For the longest time, Avery remains in bed. Snug and safe beneath the covers, watching on intently. She doesn’t rush me. Slowly, I settle into a chair that creaks beneath my weight. That’s a feat, considering the muscle mass I’ve lost. I pop the container, instantly hit with the smell of fast food. A club sandwich and fries. It curdles my stomach, filling my senses as I try to breathe my way through it. Tentatively, I take a small bite and chew it for far too long. When did something so simple become so triggering?

“You’re doing amazingly,” a gentle voice comes from across the room. There’s not a trace of sarcasm or judgment in Avery’s tone. Only pure acceptance. My heart lifts and a grin spreads across my face, hopeful that she can keep this up. Pushing me along the road of recovery whilst I’m dragging my feet. I know I can’t lean on her too hard, can’t depend on her to help me if I won’t help myself.

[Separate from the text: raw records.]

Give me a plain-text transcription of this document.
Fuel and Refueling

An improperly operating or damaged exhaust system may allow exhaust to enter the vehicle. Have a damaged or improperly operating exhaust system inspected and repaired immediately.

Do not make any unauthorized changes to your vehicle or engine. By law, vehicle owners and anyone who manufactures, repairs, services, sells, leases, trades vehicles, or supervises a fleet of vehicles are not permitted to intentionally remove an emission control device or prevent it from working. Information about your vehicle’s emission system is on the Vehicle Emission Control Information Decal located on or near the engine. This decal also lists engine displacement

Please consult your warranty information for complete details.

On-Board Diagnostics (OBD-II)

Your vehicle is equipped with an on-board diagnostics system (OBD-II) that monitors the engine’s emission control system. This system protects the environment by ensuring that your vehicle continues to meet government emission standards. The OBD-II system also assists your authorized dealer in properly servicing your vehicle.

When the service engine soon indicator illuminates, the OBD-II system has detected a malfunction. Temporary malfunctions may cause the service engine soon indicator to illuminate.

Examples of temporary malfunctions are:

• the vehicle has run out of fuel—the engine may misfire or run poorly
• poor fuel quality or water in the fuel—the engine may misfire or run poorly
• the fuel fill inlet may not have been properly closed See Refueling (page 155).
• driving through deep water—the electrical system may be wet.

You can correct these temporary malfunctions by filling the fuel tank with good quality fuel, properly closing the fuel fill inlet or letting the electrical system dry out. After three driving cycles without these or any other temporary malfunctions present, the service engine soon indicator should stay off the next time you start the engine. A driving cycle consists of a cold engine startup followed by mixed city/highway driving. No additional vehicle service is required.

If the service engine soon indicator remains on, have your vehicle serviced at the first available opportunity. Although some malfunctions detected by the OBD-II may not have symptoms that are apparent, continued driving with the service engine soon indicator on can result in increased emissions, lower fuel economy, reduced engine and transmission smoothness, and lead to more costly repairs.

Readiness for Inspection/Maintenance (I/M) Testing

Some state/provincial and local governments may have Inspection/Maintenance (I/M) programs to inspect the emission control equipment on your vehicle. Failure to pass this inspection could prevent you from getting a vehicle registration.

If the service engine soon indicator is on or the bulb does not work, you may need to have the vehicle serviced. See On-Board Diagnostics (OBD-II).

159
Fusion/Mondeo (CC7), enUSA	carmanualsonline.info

Avery waits a whole ten minutes before moving to join me, sitting opposite to eat the other half of the sandwich I’ve started pushing around the box. Baby steps are better than nothing, I suppose. After I fail to suppress a yawn, Avery curls her hand beneath my bicep and tugs me over to the bed. I stand beside the mattress, breathing heavily through my nose. There’s no hesitation as Avery undresses me piece by piece. I don’t stop her, despite my instinct to squirm and shy away. I’m a fraction of the man I used to be. Of who I’m supposed to be. Soft fingers lift to the rounded, pink scar below my collar bone.

“I’ll help you heal,” she declares. I take her hand in mine.

“It’s already healed.” Bringing her knuckles to my lips, Avery tilts her head with a hidden roll of her eyes.

“Not internally.” I feel the guilt she still holds. What I wouldn’t give to take it from her, to make her understand I’d take that bullet a thousand times if it means she’s unharmed. The feelings we started to build on haven’t lessened, but they haven’t had a chance to thrive either. Avery follows my train of thought. “I’m still here for you.”

“I know.”

Cementing a clear boundary, Avery lifts the oversized T-shirt, which smells like Dax, over her head and leaves her underwear in place. Crawling into the bed, I take my cue. She feels incredible, her warmth soaking into my front. Slipping an arm beneath her head, I hug Avery tightly, inhaling the sweet scent of her hair and skin. She’s just as smooth as I remember, just as perfect.

“I’ve missed this,” I admit quietly. Avery shifts onto her side and leans into my chest. My hand dives into her long hair, our lovers embrace easing a lump in my chest. “Thank you, Little Swan.” Slowly, brick by brick, my wall starts to disintegrate. That distance I’d put between us, thinking it was what Avery wanted, seems irrelevant now. She called and I came running straight back. “I’ll make the effort to be better.”

“I don’t need you to be better, Hux. I just want you to be yourself again. I miss your smile. The way it lights up the lighter flecks in your eyes. I want to hear your laughter.” She’s not the only one. I miss smiling too.

“I’m getting there. This helps.” Pressing my lips against her temple, I settle into the rhythm of Avery’s breathing, surprised with how quickly sleep takes me.